Dunque quella ristrutturazione delle zombie di cui Draghi parla nel rapporto e su cui ora opererà probabilmente come presidente del Consiglio diventa questione vitale. Cosa sarà articolato quell’intervento della politica di cui Draghi scrive nel rapporto? Come presidente della Bce ha gestito un flusso enorme di denaro, con cui ha però lasciato precipitare la Grecia, anzi l’ha strangolata, salvando le banche e indebitando gli Stati. Ora in evidenza ci sono le imprese. Da Conte nel 2020 hanno ricevuto molti soldi, 48 miliardi diretti, il Sure, e gli ammortizzatori.

Cosa significa ristrutturare? E chi lo fa? Bisogna correggere anche il mercato, scrive Draghi.

La realtà è che l’Italia ha perso in questi anni il 25% del proprio manifatturiero e ha subito, “grazie” alle privatizzazioni, processi di internazionalizzazione passiva come nel farmaceutico (ne abbiamo parlato su Left settimana scorsa). Diciamo che la politica ha agito, non ha corretto il mercato ma ne ha incentivato le pratiche profittatone. Tanti soldi affidati alle imprese non correggono il mercato. La pandemia ora ha mostrato che tutto questa centralità delle imprese, del privato, non ci ha dato, anzi ci ha tolto, quello che serviva. Mentre quello che c’è, è andato in crisi. Forse c’è una cosa che veramente può correggere il mercato. Ed è il pubblico.

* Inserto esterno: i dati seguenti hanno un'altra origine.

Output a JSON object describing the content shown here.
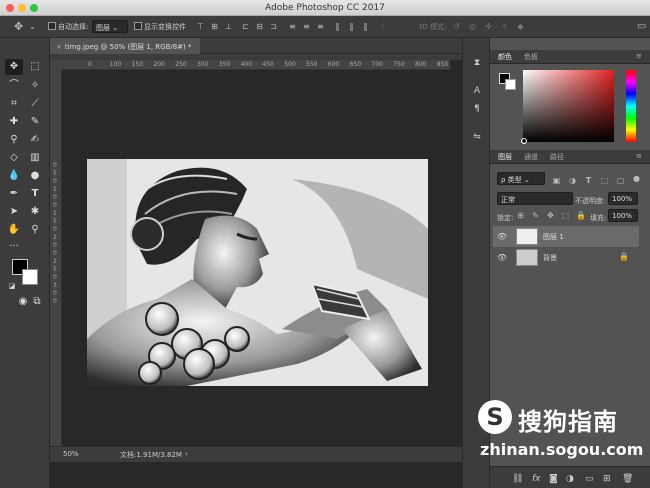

Inteso proprio come imprese e lavoro pubblico. Anche per fare innovazione o per crescere di scala o per europeizzarsi.

Lo abbiamo già scritto per una industria farmaceutica pubblica europea. Ma può valere per la digitalizzazione o per l’ambiente. Perché non riproporre una sorta di nuova Iri (ne ha scritto Riccardo Rifici su Transform Italia) per una ricostruzione industriale dopo pandemia? E perché non farla europea?